Protagonizou uma transferência polémica em Portugal, idêntica, mas em sentido inverso à que envolveu Eusébio, há mais de 30 anos. Enquanto o Pantera Negra foi desviado do Sporting para o Benfica, Ali Hassan fez o percurso contrário. Treinou nos encarnados, agradou, mas num ápice firmou contrato com os leões. Numa carreira sinuosa, o fervor religioso e a ingenuidade não o ajudaram. O percurso futebolístico foi tendo um gráfico decrescente, até à altura em que se decidiu pelo regresso à casa. Hoje trabalha numa empresa de segurança de Maputo, “clube” que diz defender com unhas e dentes.

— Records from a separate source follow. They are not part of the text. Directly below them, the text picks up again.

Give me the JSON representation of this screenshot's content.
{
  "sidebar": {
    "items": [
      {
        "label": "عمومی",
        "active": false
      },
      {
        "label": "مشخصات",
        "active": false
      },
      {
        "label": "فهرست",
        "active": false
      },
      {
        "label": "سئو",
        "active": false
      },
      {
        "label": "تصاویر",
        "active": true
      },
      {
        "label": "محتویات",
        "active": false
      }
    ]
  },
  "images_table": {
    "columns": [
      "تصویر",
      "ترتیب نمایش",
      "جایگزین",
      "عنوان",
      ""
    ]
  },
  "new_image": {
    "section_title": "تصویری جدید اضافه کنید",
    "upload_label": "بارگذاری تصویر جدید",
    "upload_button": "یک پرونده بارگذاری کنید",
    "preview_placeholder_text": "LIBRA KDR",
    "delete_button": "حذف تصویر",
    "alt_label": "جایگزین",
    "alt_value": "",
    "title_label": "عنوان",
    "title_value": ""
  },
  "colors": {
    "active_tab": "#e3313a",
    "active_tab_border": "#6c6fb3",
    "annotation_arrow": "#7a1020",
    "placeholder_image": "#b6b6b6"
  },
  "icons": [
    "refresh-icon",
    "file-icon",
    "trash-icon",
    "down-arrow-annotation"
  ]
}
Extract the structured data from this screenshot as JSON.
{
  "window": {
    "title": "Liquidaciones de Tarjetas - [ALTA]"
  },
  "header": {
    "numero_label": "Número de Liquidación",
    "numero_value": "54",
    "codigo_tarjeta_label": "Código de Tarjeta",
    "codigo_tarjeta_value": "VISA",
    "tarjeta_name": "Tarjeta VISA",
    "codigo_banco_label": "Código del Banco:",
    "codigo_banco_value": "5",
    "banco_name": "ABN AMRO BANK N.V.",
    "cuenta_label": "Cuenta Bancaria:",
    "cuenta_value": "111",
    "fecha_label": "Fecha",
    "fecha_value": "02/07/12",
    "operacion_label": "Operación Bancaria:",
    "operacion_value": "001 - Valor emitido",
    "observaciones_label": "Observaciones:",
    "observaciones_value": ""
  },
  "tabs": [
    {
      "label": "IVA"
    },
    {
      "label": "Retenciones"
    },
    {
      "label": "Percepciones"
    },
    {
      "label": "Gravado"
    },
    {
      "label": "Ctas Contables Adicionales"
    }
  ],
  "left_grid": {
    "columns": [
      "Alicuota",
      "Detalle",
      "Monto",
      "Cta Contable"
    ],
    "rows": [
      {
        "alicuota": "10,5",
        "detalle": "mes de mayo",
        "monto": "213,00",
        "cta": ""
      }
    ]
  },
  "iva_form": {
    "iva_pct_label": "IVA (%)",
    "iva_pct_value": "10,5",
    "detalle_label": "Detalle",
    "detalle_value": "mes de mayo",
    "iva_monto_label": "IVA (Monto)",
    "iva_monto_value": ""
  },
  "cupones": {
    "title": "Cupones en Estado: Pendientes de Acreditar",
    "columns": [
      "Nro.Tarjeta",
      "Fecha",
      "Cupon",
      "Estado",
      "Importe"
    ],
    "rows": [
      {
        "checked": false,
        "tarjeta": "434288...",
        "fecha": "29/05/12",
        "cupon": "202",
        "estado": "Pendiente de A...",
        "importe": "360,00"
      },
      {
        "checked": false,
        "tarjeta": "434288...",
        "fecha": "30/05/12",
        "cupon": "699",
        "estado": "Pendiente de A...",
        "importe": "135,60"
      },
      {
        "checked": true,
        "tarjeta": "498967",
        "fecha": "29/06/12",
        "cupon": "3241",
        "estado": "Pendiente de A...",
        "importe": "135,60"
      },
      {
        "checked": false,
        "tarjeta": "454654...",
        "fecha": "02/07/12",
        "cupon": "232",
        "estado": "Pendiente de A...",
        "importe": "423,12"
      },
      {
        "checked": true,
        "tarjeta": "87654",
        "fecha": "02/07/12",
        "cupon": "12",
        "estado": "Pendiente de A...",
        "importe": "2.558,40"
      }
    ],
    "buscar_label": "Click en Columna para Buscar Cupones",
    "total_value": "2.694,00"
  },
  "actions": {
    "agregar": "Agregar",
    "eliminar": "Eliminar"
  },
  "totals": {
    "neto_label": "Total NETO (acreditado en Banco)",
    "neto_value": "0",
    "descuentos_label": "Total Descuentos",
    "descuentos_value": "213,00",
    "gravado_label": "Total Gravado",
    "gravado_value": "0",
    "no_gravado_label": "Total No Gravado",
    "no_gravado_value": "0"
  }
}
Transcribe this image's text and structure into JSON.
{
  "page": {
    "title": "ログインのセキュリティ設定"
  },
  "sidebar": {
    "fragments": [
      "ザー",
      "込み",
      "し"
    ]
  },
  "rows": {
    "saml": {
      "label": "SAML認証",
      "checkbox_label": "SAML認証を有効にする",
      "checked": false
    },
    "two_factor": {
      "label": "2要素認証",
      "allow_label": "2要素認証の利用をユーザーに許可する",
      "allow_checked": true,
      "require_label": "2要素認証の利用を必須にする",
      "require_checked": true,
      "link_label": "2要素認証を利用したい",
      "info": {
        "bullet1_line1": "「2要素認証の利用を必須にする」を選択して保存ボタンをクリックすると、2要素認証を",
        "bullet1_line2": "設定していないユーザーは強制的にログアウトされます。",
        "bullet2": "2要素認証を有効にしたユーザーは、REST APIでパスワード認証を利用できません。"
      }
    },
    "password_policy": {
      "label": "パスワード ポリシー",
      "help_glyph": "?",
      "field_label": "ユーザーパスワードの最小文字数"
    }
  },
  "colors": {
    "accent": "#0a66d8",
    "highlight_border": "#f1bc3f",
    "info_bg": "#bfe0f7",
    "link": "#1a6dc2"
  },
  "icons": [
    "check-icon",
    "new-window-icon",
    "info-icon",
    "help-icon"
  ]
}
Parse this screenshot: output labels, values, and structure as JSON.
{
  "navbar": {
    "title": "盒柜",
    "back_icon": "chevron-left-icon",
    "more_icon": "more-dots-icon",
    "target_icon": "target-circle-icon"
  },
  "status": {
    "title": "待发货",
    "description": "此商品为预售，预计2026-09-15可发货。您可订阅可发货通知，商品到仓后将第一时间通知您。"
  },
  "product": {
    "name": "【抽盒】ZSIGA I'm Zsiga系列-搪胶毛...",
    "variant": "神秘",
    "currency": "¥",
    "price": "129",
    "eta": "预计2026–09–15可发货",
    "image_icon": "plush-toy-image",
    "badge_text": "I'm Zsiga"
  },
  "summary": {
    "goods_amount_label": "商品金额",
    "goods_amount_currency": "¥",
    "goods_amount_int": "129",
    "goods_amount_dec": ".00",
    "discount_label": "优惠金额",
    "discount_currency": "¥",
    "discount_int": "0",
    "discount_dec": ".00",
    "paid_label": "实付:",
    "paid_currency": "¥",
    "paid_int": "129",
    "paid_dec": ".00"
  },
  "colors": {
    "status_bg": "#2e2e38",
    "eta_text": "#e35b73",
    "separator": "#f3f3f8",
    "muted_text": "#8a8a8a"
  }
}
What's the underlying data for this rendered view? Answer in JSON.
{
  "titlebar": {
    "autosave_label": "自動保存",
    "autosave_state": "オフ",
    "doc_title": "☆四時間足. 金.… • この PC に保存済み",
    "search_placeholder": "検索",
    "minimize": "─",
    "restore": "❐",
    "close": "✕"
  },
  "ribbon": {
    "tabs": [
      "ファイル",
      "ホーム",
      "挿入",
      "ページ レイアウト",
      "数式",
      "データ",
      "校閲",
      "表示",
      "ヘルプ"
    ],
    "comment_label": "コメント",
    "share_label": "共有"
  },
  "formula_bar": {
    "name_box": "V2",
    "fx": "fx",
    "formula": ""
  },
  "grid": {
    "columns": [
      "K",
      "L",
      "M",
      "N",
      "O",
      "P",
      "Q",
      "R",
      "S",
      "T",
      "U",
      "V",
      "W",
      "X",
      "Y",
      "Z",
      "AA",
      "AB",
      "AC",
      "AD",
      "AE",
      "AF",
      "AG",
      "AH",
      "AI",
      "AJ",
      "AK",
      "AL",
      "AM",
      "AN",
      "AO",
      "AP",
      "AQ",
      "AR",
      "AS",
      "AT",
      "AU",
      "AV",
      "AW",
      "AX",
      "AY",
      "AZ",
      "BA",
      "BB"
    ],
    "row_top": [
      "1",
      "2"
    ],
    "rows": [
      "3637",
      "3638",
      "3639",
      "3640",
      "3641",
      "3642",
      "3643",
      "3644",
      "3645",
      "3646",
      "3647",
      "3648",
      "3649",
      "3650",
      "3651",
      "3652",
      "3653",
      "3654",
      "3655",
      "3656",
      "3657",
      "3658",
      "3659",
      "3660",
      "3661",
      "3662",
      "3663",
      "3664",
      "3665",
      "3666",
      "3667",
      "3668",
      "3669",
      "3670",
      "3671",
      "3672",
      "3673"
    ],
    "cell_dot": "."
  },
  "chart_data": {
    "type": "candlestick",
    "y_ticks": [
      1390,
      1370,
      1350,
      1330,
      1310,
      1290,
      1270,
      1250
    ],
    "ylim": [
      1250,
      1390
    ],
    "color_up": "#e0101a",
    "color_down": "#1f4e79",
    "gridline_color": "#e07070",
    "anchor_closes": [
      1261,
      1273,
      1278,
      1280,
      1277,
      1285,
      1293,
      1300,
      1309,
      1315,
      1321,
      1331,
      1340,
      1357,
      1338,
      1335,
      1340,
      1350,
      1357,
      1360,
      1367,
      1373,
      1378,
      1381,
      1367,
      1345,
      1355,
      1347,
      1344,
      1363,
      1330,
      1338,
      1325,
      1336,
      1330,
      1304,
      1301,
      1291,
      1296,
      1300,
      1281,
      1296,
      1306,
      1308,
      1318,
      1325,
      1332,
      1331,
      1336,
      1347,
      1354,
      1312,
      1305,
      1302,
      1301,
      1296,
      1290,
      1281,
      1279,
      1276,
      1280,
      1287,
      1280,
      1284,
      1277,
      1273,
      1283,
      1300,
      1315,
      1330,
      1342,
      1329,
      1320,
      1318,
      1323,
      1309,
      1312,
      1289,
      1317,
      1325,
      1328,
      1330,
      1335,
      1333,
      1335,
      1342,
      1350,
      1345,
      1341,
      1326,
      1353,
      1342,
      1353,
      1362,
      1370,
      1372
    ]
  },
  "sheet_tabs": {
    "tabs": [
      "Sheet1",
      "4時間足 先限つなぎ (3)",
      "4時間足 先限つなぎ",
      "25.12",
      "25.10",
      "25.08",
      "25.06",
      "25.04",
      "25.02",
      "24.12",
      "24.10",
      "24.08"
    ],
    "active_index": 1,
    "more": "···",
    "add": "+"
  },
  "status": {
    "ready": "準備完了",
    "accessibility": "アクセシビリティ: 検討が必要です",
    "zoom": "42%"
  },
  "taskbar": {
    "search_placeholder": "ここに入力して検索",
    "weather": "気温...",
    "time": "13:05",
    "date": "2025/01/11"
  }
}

Treinar no Benfica e assinar pelo Sporting
O ano de 1988 foi o da sua consagração em Moçambique: foi campeão pelo Desportivo e o melhor jogador da prova. Começou, a partir daí, um percurso sinuoso, numa polémica transferência para o profissionalismo português. Quer comentar a respeito?
Estive no Benfica durante duas semanas, fiz os testes primários e fui aprovado. O treinador era o Toni, que ficou muito interessado nos meus serviços. Não havia assinado contrato, fiz dois ou três treinos e o técnico propôs ao presidente do clube na altura, João Santos, que eu fizesse parte do plantel. Só que, passada uma semana, houve uma reviravolta. Os principais jogadores benfiquistas eram o Mozer, Ricardo, Rui Águas e Chalana. Uma equipa de luxo, que acabou sendo campeã. Terei perdido uma boa oportunidade de ser campeão por Portugal.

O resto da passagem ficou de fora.